On Wed, Feb 3, 2016 at 5:19 AM, Jan Kara <jack(a)suse.cz> wrote:
On Tue 02-02-16 17:10:18, Dan Williams wrote:
> The current state of persistent memory enabling in Linux is that a
> physical memory range discovered by a device driver is exposed to the
> system as a block device. That block device has the added property of
> being capable of DAX which, at its core, allows converting
> storage-device-sectors allocated to a file into pages that can be
> mmap()ed, DMAed, etc...
>
> In that quick two sentence summary the impacted kernel sub-systems
> span mm, fs, block, and a device-driver. As a result when a
> persistent memory design question arises there are mm, fs, block, and
> device-driver specific implications to consider. Are there existing
> persistent memory handling features that could be better handled with
> a more "memory" vs "device" perspective? What are we trading
off?
> More importantly how do our current interfaces hold up when
> considering new features?
>
> For example, how to support DAX in coordination with the BTT (atomic
> sector update) driver. That might require a wider interface than the
> current bdev_direct_access() to tell the BTT driver when it is free to
> remap the block. A wider ranging example, there are some that would
> like to see high capacity persistent memory as just another level in a
> system's volatile-memory hierarchy. Depending on whom you ask that
> pmem tier looks like either page cache extensions, reworked/optimized
> swap, or a block-device-cache with DAX capabilities.
>
> For LSF/MM, with all the relevant parties in the room, it would be
> useful to share some successes/pain-points of the direction to date
> and look at the interfaces/coordination we might need between
> sub-systems going forward. Especially with respect to supporting pmem
> as one of a set of new performance differentiated memory types that
> need to be considered by the mm sub-system.

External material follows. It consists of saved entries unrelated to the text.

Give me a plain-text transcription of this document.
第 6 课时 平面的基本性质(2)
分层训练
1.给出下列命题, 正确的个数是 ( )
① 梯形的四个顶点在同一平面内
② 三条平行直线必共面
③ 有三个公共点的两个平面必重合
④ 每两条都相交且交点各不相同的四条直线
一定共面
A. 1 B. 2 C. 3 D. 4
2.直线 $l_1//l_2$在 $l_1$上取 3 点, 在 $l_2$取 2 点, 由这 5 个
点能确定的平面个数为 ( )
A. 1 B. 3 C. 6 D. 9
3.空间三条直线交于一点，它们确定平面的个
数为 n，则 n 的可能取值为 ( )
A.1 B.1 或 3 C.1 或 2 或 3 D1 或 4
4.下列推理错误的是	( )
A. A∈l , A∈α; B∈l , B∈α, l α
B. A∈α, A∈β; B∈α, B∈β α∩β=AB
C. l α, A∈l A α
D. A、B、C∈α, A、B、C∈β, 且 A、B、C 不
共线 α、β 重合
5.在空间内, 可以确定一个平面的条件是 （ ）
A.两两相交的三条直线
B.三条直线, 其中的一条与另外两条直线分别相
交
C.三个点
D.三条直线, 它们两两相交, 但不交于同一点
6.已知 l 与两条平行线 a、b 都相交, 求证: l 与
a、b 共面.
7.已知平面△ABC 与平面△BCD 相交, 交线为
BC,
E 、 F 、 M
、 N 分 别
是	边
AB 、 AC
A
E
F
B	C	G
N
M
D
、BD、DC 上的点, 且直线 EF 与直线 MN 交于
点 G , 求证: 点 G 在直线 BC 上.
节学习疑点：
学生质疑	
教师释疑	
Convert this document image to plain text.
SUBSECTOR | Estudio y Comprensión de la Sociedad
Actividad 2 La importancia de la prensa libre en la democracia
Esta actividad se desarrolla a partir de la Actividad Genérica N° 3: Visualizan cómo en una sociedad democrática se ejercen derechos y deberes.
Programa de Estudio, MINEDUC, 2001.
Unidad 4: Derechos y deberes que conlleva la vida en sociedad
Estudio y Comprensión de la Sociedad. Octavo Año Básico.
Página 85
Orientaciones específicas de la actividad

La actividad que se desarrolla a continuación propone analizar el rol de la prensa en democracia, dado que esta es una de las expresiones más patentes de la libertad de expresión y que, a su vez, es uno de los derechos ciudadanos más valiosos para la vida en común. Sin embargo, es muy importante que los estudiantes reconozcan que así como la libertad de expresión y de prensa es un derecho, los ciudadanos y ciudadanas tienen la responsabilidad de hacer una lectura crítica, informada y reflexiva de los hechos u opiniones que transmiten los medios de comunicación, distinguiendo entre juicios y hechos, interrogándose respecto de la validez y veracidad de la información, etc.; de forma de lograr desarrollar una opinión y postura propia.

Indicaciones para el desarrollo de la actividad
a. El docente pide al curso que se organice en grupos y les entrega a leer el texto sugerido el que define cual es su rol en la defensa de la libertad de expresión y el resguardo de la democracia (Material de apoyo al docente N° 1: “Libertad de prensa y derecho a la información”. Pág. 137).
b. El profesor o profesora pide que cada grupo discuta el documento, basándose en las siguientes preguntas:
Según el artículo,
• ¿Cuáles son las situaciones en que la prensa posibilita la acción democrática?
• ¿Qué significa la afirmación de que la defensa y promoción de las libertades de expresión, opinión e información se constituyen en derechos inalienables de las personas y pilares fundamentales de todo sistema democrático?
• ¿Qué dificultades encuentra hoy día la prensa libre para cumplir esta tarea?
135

So do you want a BoF where we'd just exchange opinions and look into deeply
technical subtleties or do you want a general session where you'd like to
discuss some architectural decisions? Or both (but then we need to schedule
two sessions and clearly separate them)? For the general session my
experience shows you need rather clear problem statement (only the
integration with BTT looks like that in your proposal) or the discussion
leads nowhere...
Yes, I think there are two topics one suitable for a BoF and the other
that might be suitable as a plenary. For the BoF, DAX+PMEM
developers, I want to look at this DAX with BTT question. It is
interesting because the same interfaces needed to support DAX with BTT
would also enable cache management (*sync) in the driver like a
typical storage device, rather than the vfs. In general, we seem to
be having an ongoing storage-device vs memory debate, so I expect the
discussion to be larger than this one issue.
Support for performance differentiated memory types needs wider
discussion. I can put forward a device-centric management model as a
straw-man, but this does not address the higher order mm operations
like migration between memory types and transparent fallback that will
also be needed. This is a follow on discussion from the session Dave
Hansen and I lead at kernel summit in Seoul.